I was a child of about 10 at the Civil War centennial, when dime stores sold cap guns that shot cork mini-balls, and blue and gray felt caps to wear playing in backyards. I became fascinated by rebel officers Stonewall Jackson and J.E.B. Stuart – until my dad pointed out that they owned slaves.

Southern leaders wanted to enslave people, according to their own documents, and became traitors.

Confederate Vice President Alexander Stephens admitted that in his 1861 “Cornerstone Speech,” in which he claimed “the great truth that the Negro is not equal to the white man.”

Slavery, Stephens told a Savannah, Ga., audience, is “the immediate cause of the late rupture.”

But today’s 10-year-old Texans will be indoctrinated that slavery was a “side issue” to states rights, as Texas’ State Board of Education sanitized books for the country’s second-largest textbook market – even omitting mentions of the Klan and the unjust “Jim Crow” caste system.

American Historical Association director James Grossman told the Washington Post, “The war happened only because of the determination of the leadership of 11 states to defend the right of their residents to own other human beings.”

It’s not just academics.
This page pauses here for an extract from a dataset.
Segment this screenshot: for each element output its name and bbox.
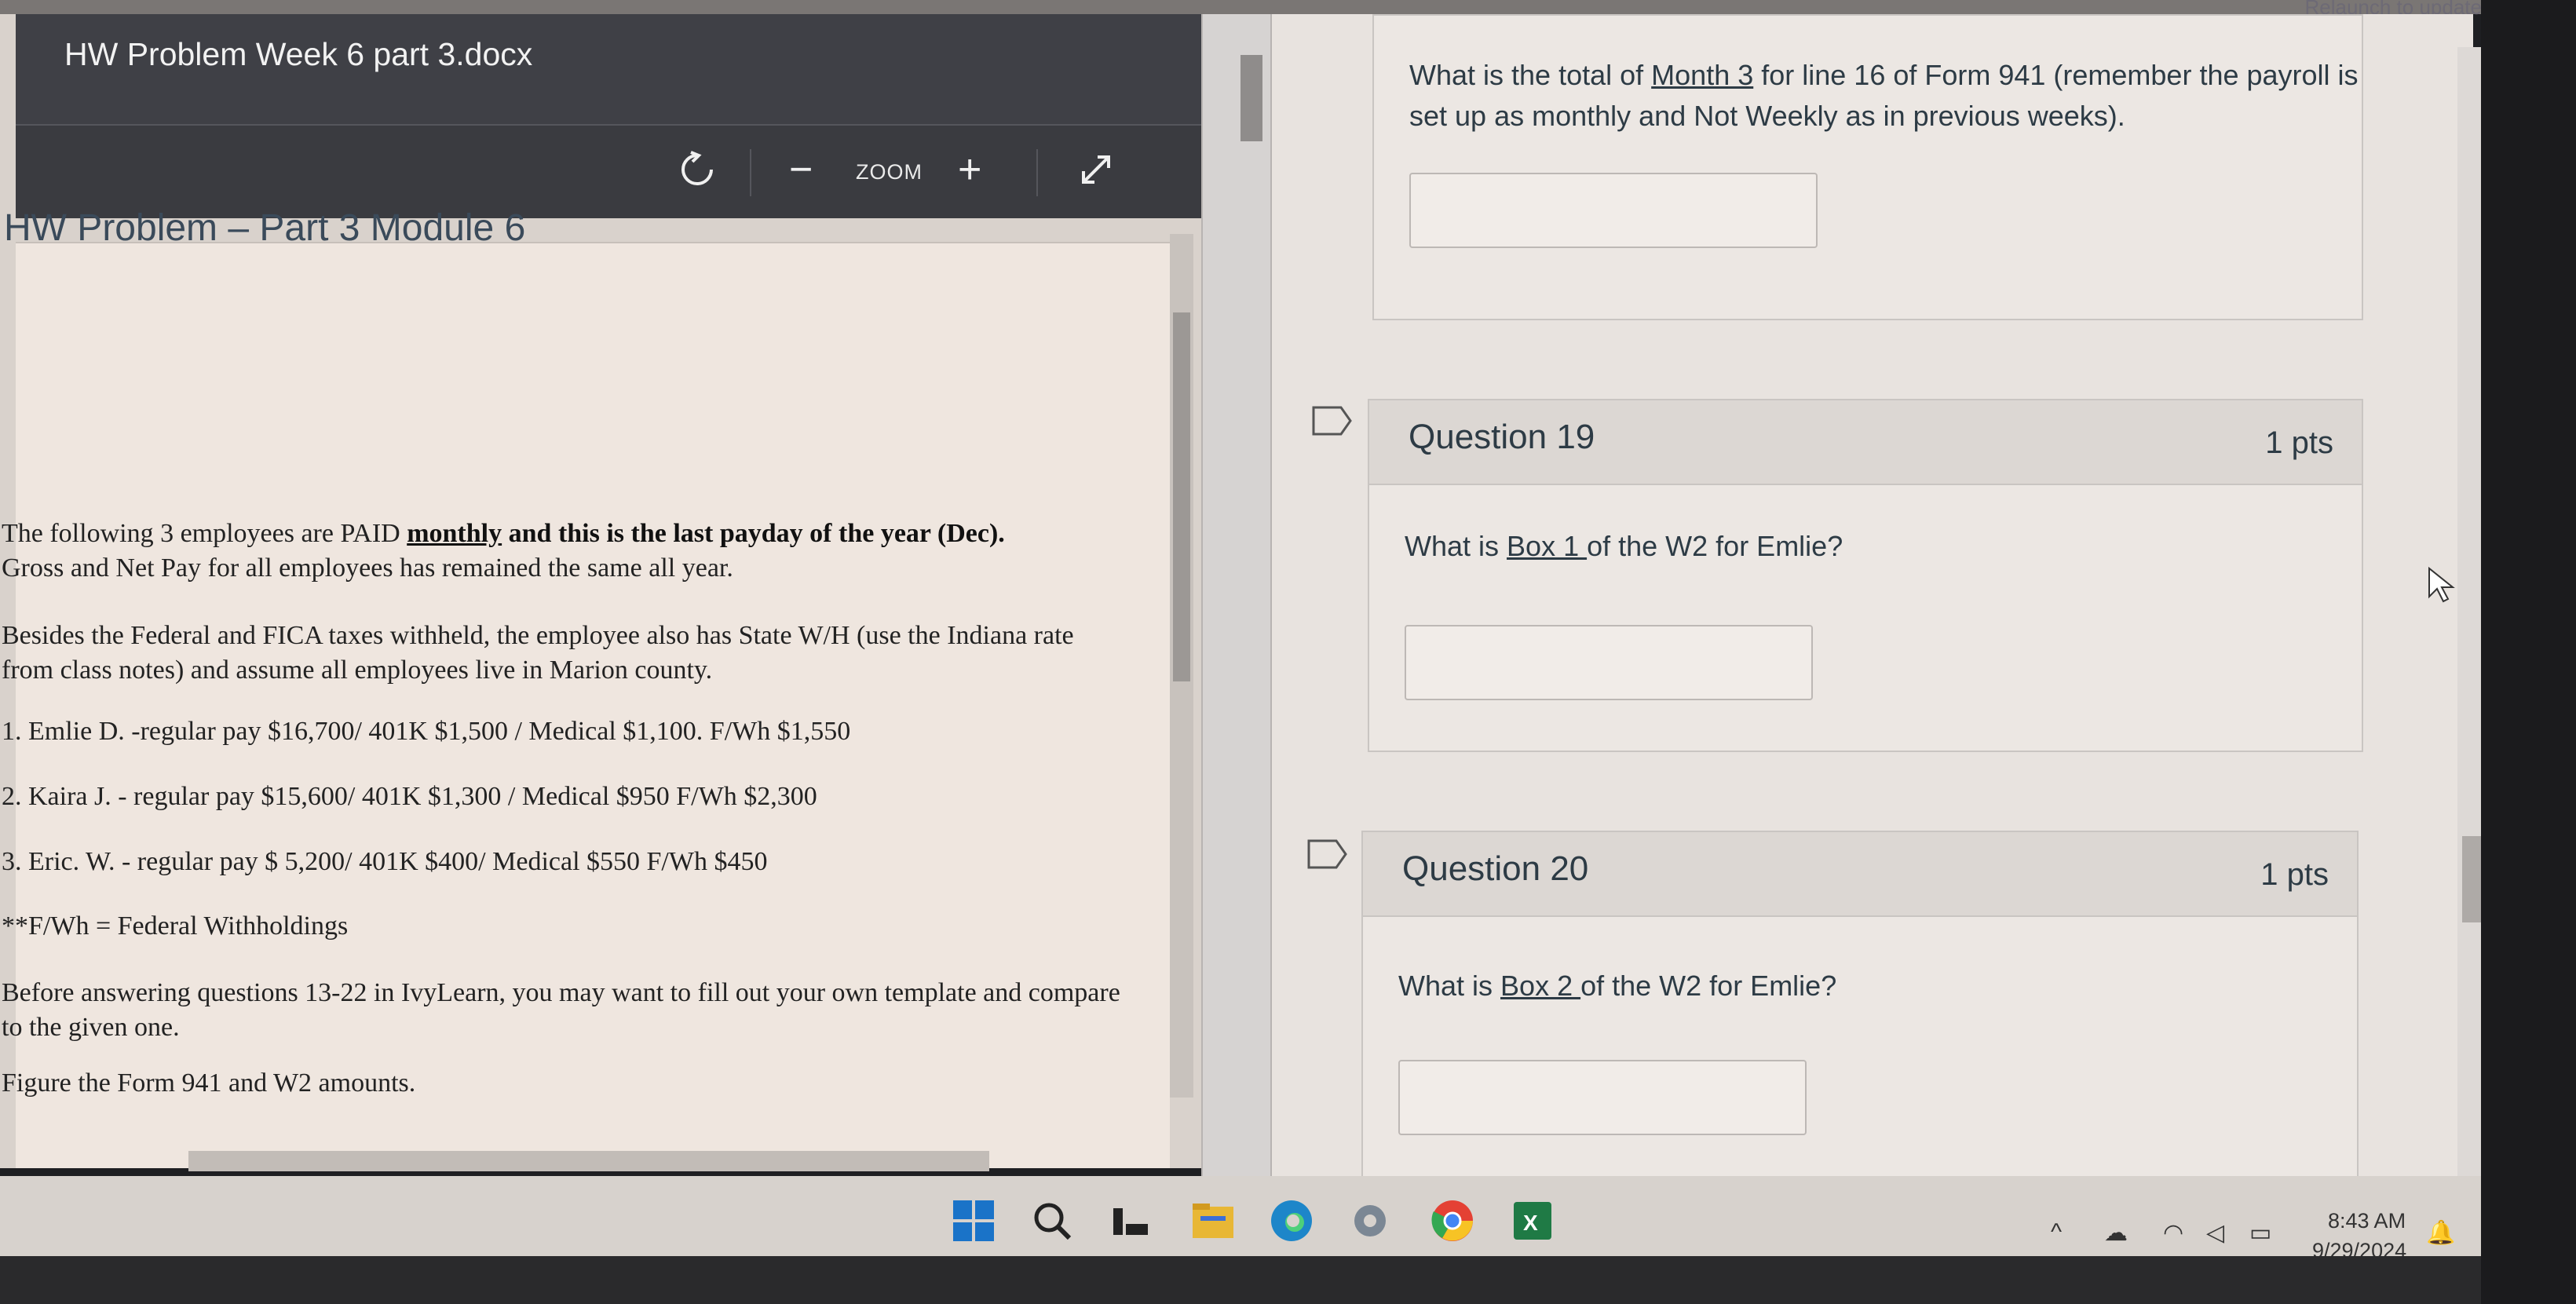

Jeremy Stern of the conservative Thomas B. Fordham Institute said the Board was “molding the telling of the past to justify its current views.”

And Republican Rod Paige, a member of President George W. Bush’s Cabinet, said, “We may not like our history, but it’s history.”

Indeed, Southern states’ 19th century secession announcements didn’t pretend otherwise. South Carolina’s complained about the U.S. government’s hostility “to the institution of slavery.” Mississippi’s said it “identified with the institution of slavery” and blasted the North because it “advocates equality.”

(Ironically, Mississippi also accused the North of “prejudice” against it, of destroying “the last expectation of living together in friendship and brotherhood,” and cited “justice” in its action.)

Incidentally, Lincoln’s home state isn’t without its share of shame. The late, great Illinois author and politician Paul Simon in his book “Lincoln’s Preparation for Greatness: The Illinois Legislative Years” recalled an 1862 vote by Illinoisans to “not admit additional Negroes into the state” and “not to allow Negroes to vote or hold office.”

But the South started the war – over slavery. South Carolina, again, dismissed emancipation for African Americans as foolish since they’re “incapable of becoming citizens.”

Today, U.S. citizens of all colors and creeds have rights – to wave flags and also to vote and to learn facts from our past.

Rewriting the past hurts the present and our future, replacing lessons learned with fantasies.